Portrait of B. Chelsea Adams in front of trees.
B. Chelsea Adams

Chelsea was born in Fairfield, Connecticut, and she has spent much of her life in southwest Virginia. She earned an M.A. in English and Creative Writing from Hollins College (Hollins University today), working with writers such as R.H.W. Dillard.

For many years she taught at Radford University; I met her through my mother, Jo Ann Aust Asbury, as they taught in the English department. Chelsea’s friendship and her generosity with her gifts has left an expansive legacy within the creative community. Writers have blossomed in her writing groups, flourishing in a rich creative company.

Chelsea’s work runs from the elegiac to the playful, the contemplative to the sensual.
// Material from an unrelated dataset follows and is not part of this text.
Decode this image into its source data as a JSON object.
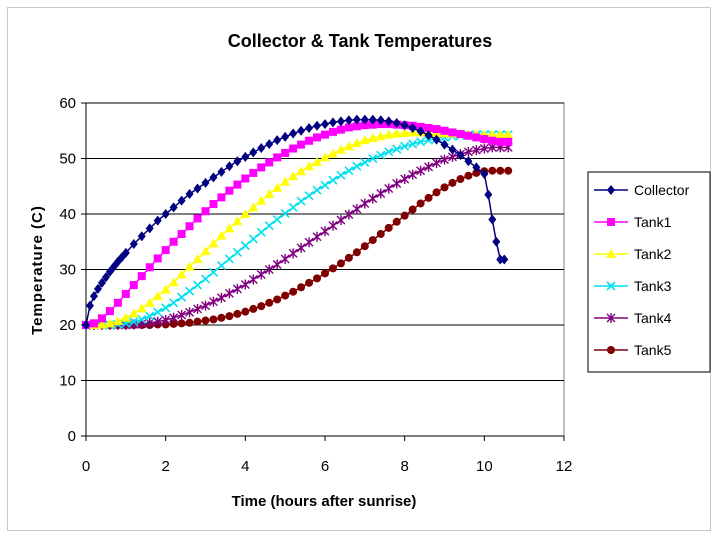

Consider some of the titles from her Sow’s Ear Press collection, Looking for a Landing: “Chaos Theory,” “Aesthetics of Dying” . . . And, in contrast, the simply-titled “Bike Ride” and “Cows.”

It’s hard not to love her slender chapbook, Java Poems. This elegant book is a paean to the writer’s elixir of life: Coffee! The truly fortunate have been lucky enough to see Chelsea perform her “java poems” live, beatnik style, complete with beret and the jazz accompaniment of her husband, Bill.

Chelsea’s poetry collection At Last Light is available from Finishing Line Press. Both her fiction and poetry regularly appears in Floyd County Moonshine, including their most recent issue. Her 2020 novel, Organic Matter, promises “romance and roadkill” and is currently available on Amazon.

The Sure-Fire Poetry Exercise

Below is a “sure-fire” exercise from B. Chelsea Adams. Answering its deceptively-simple questions will put you “in place,” giving you a quick path to concrete imagery and creative experssion.

Answer these four questions.  (The answers can be real or made-up.)

  1. Where are you?  (But you can’t say, “I am . . .”)
  2. What are you doing?  (You can’t say, “I am . . .”)
  3. What are you thinking or feeling?  (Don’t say, “I am . . .” or “I think/feel . . .”)
  4. What do you see?  (But don’t say, “I see . . .”)

And that’s it! Have fun, and see if it’s “sure-fire” for you, too!